Tacoma has some pretty large shoes to fill. Does it rise to the occasion and live up its predecessor?Steve Gaynor and the folks at Fullbright came out swinging in 2013 with Gone Home. The little indie was solemn, and carried a nostalgic and melancholic je ne sais quoi. It was an experience unlike any other, where players could see themselves in every scene. The key to its success was its environment, which cleverly used household items to tell a heartfelt tale. But it didn’t sit quite right with certain players, who sneered and mocked it as a “walking simulator.” Years later, Fullbright’s newest game Tacoma seems to laugh at the moniker. It ever so slightly adjusts Gone Home‘s concept, and places it in the confines of a space station. You can’t walk in zero-gravity, after all.
Tacoma drops some of Gone Home‘s poignancy and nuance in favor of broad appeal, which isn’t a bad thing. Whereas Gone Home‘s “buried story” was a turn off for some, Tacoma places its narrative on proud display. All backstories and character details still hide in drawers, lockers, and computer screens. Yet as you enter a new room in the Lunar Transfer Station Tacoma, an augmented-reality hologram will proceed to roll. You’re presented with silhouettes of the station’s past crew! Each one has their own color and voice, and proceeds to talk with one another. From here, the world is your oyster, and the main plot unfolds in any order you’d like. No digging here.
In a way, Tacoma is a linear choose-your-own adventure game. As you find new holograms, you’ll fast-forward, rewind, and pause the everlasting scenes. You begin to discover why the station is vacant, and why you are there. You can listen in on past discussions, or explore the living quarters. After all, a bedroom or office will tell you far more about a person than a conversation will. Your relationship with these six members begins one-sided and shallow. Yet soon enough, it feels as tangible as the connection with your real acquaintances.
…Tacoma proves its worth as an immersive experience. It delivers a story more cohesive and interesting than many TV shows and movies.

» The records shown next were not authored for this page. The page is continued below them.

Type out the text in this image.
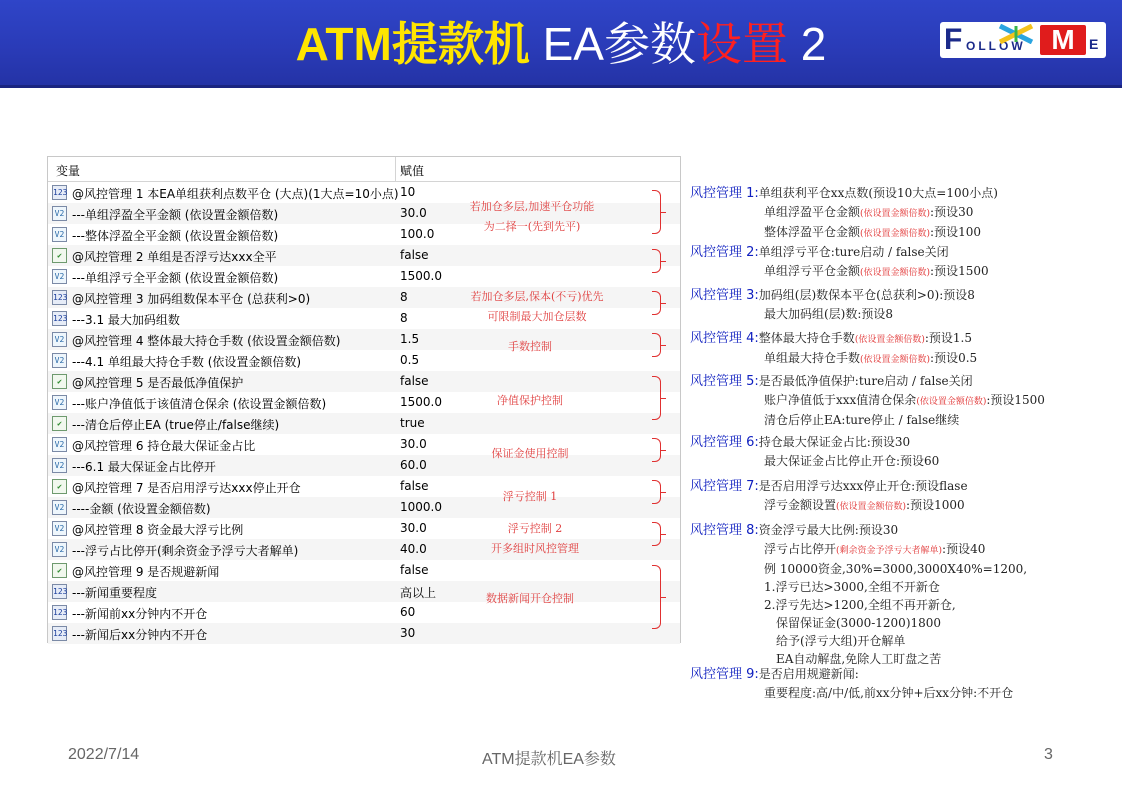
ATM提款机 EA参数设置 2	F OLLOW M	E
变量	赋值
123 @风控管理 1 本EA单组获利点数平仓 (大点)(1大点=10小点) 10
V2 ---单组浮盈全平金额 (依设置金额倍数)	30.0
V2 ---整体浮盈全平金额 (依设置金额倍数)	100.0
✔ @风控管理 2 单组是否浮亏达xxx全平	false
V2 ---单组浮亏全平金额 (依设置金额倍数)	1500.0
123 @风控管理 3 加码组数保本平仓 (总获利>0)	8
123 ---3.1 最大加码组数	8
V2 @风控管理 4 整体最大持仓手数 (依设置金额倍数)	1.5
V2 ---4.1 单组最大持仓手数 (依设置金额倍数)	0.5
✔ @风控管理 5 是否最低净值保护	false
V2 ---账户净值低于该值清仓保余 (依设置金额倍数)	1500.0
✔ ---清仓后停止EA (true停止/false继续)	true
V2 @风控管理 6 持仓最大保证金占比	30.0
V2 ---6.1 最大保证金占比停开	60.0
✔ @风控管理 7 是否启用浮亏达xxx停止开仓	false
V2 ----金额 (依设置金额倍数)	1000.0
V2 @风控管理 8 资金最大浮亏比例	30.0
V2 ---浮亏占比停开(剩余资金予浮亏大者解单)	40.0
✔ @风控管理 9 是否规避新闻	false
123 ---新闻重要程度	高以上
123 ---新闻前xx分钟内不开仓	60
123 ---新闻后xx分钟内不开仓	30
若加仓多层,加速平仓功能
为二择一(先到先平)
若加仓多层,保本(不亏)优先
可限制最大加仓层数
手数控制
净值保护控制
保证金使用控制
浮亏控制 1
浮亏控制 2
开多组时风控管理
数据新闻开仓控制
风控管理 1:单组获利平仓xx点数(预设10大点=100小点)
单组浮盈平仓金额(依设置金额倍数):预设30
整体浮盈平仓金额(依设置金额倍数):预设100
风控管理 2:单组浮亏平仓:ture启动 / false关闭
单组浮亏平仓金额(依设置金额倍数):预设1500
风控管理 3:加码组(层)数保本平仓(总获利>0):预设8
最大加码组(层)数:预设8
风控管理 4:整体最大持仓手数(依设置金额倍数):预设1.5
单组最大持仓手数(依设置金额倍数):预设0.5
风控管理 5:是否最低净值保护:ture启动 / false关闭
账户净值低于xxx值清仓保余(依设置金额倍数):预设1500
清仓后停止EA:ture停止 / false继续
风控管理 6:持仓最大保证金占比:预设30
最大保证金占比停止开仓:预设60
风控管理 7:是否启用浮亏达xxx停止开仓:预设flase
浮亏金额设置(依设置金额倍数):预设1000
风控管理 8:资金浮亏最大比例:预设30
浮亏占比停开(剩余资金予浮亏大者解单):预设40
例 10000资金,30%=3000,3000X40%=1200,
1.浮亏已达>3000,全组不开新仓
2.浮亏先达>1200,全组不再开新仓,
保留保证金(3000-1200)1800
给予(浮亏大组)开仓解单
EA自动解盘,免除人工盯盘之苦
风控管理 9:是否启用规避新闻:
重要程度:高/中/低,前xx分钟+后xx分钟:不开仓
2022/7/14	ATM提款机EA参数	3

As you hit a breakthrough in your virtual friendship, you’re scurrying on to the next area. You get a full biography of each face, then the next, then the next. But Tacoma lacks the emotional threading between characters that its predecessor had. We once saw confrontation between a teen and her parents, told only through a notebook. We now see six separate entities dealing with outside problems on their own. Their motivations lie in a backstory, not in Tacoma. There aren’t many natural connections tying this world to itself.
Yet Tacoma proves its worth as an immersive experience. It delivers a story more cohesive and interesting than many TV shows and movies. This allows for personality and thought on a level that’s unprecedented in entertainment. The holograms let you catch two simultaneous conversations; map entire complex scenes; and gather relevant environmental details. These would all be bylines in other media. In this regard, Tacoma is leaps and bounds ahead of Fullbright’s last title. It refines the concept of environmental storytelling by being more interactive than “walking.” If Gone Home (in all its splendor) was a walking simulator, Tacoma is a full track-and-field gathering.
Tacoma doesn’t deliver in every department. Some characters feel very fleshed out, while others seem rushed by. The climax to the two-or-three-hour story is over in mere minutes. Yet when Tacoma sticks its landing, it does so in a splendid way. The game tells its tale a plethora of ways, every one of which is enjoyable and interesting. Its world, art style, and story are all fascinating and satisfying. Fullbright has created another spectacle they must soon outdo. Even with a few blemishes, Tacoma is a multi-faceted diamond, twinkling like a star.